Кроме этого достижения, которое само по себе довольно масштабно, Карл Везе внес большой вклад в изучение эволюции безъядерных организмов, дополнив знания о том, как работает «эволюционный хронометр» на основе рибосомной РНК. Он обнаружил и фрагменты рибосомы, которые почти не изменяются у всех организмов. В результате стало понятно, что рибосомная РНК, скорее всего, занимает место «скелета» этой клеточной структуры.

Поиски микроорганизмов для секвенирования (чтения геномов) позволили Везе найти новый подход к их изучению. Если раньше и культивировали в лаборатории и изучали то, что там вырастало, Везе предложил секвенировать все, что зачерпнулось в образце, а потом уже собирать прочитанные геномы, как конструктор. Это очень продвинуло геномику микроорганизмов, ведь лишь малая их часть может расти в лабораторных условиях.

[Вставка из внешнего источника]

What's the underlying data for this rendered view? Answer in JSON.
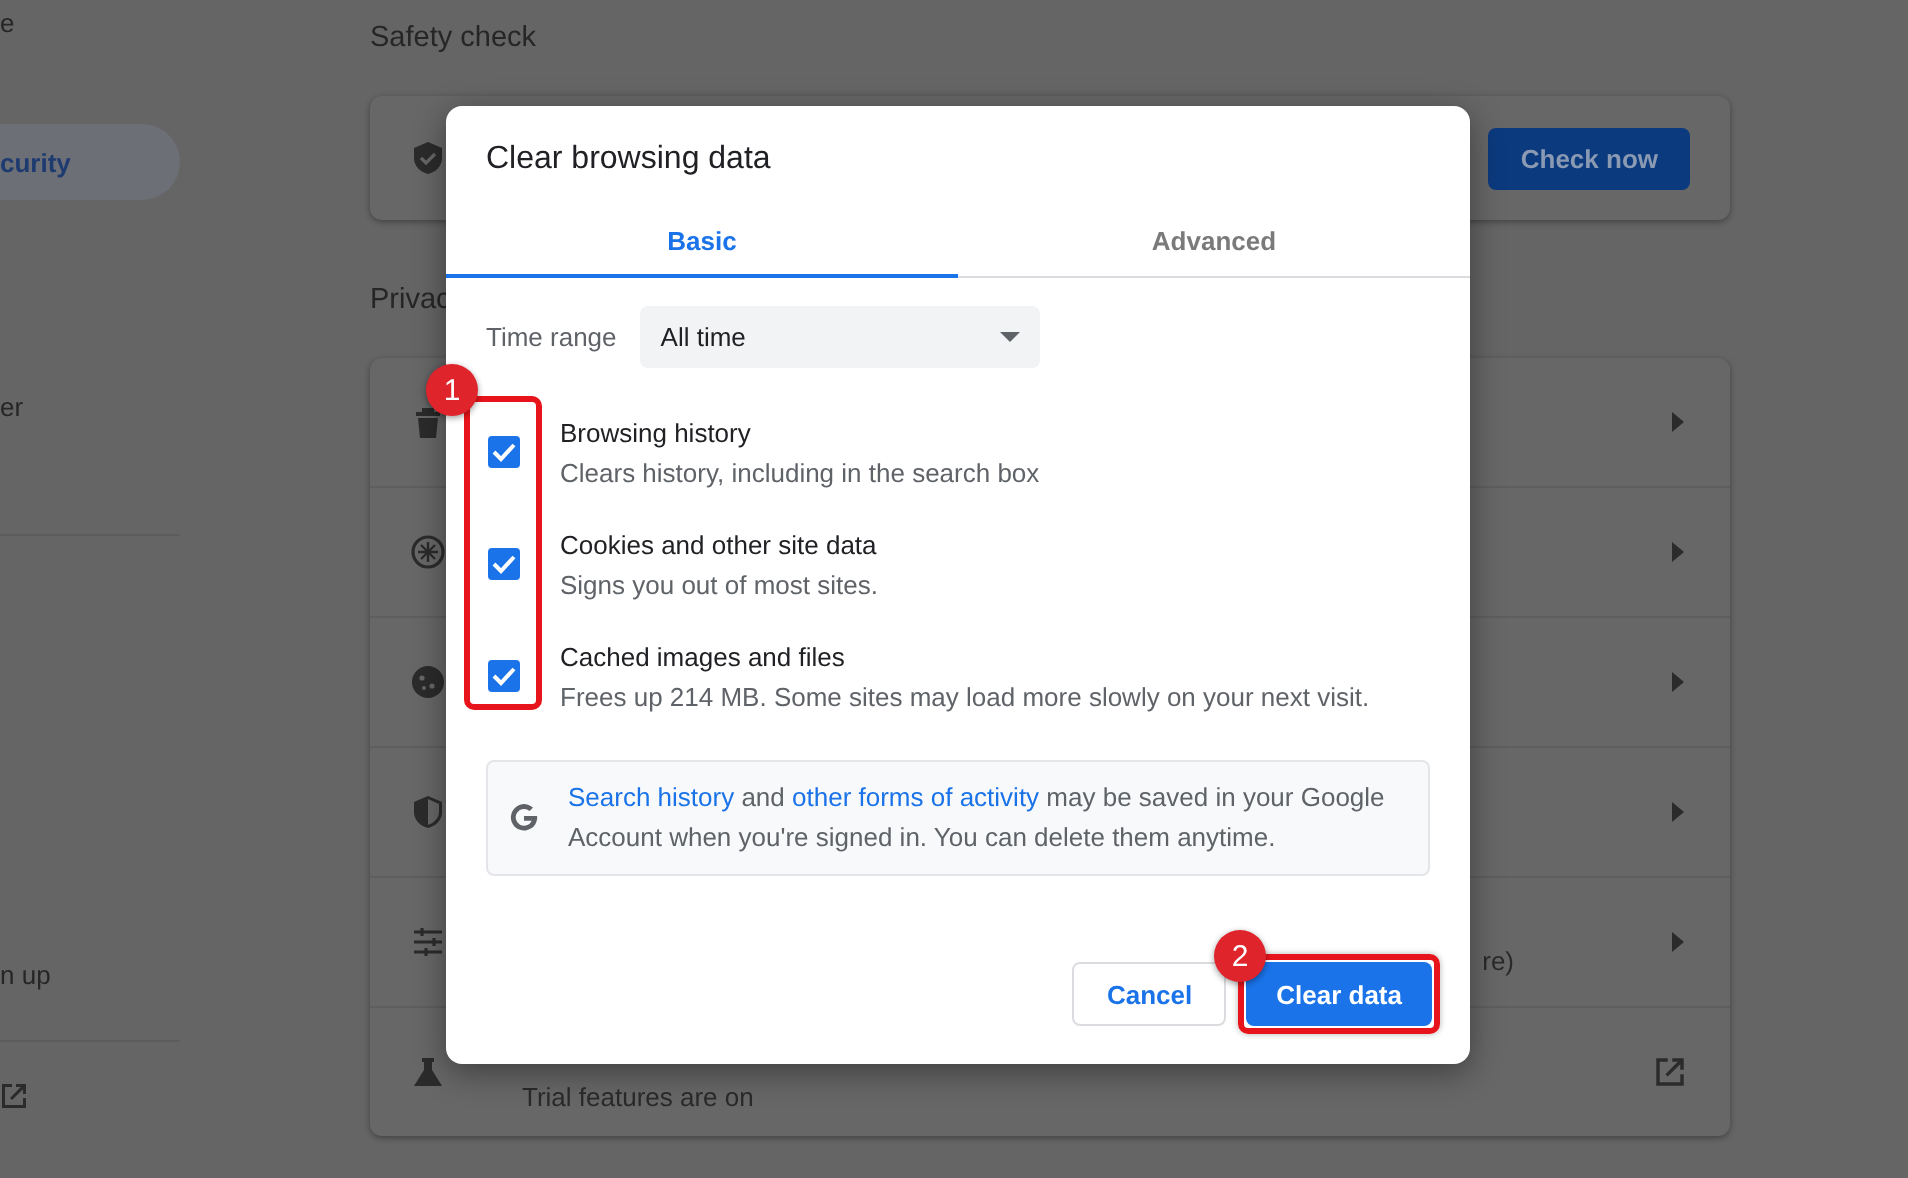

Такой подход поставил микробиологию перед рядом новых вопросов, показал, насколько разнообразен мир живых организмов, и как важны одноклеточные «скрытые игроки» и «серые кардиналы» для экологии. «Бактерии – преобладающие организмы на планете, и по количеству, и по общей массе, и по важности для глобального круговорота веществ. Следовательно, микробная экология больше всего нуждается в развитии – и в смысле фактов, которые нужно понять, и в смысле подхода, который позволил бы их интерпретировать», – написал он в своей философской статье, которая стала практически его научным завещанием. Молекулярная биология, как показал Везе, открыла невиданные возможности развития новых и систематизации старых направлений наук о жизни – и нам еще только предстоит увидеть продолжение этой захватывающей истории, в которой Карл Везе написал несколько важных страниц.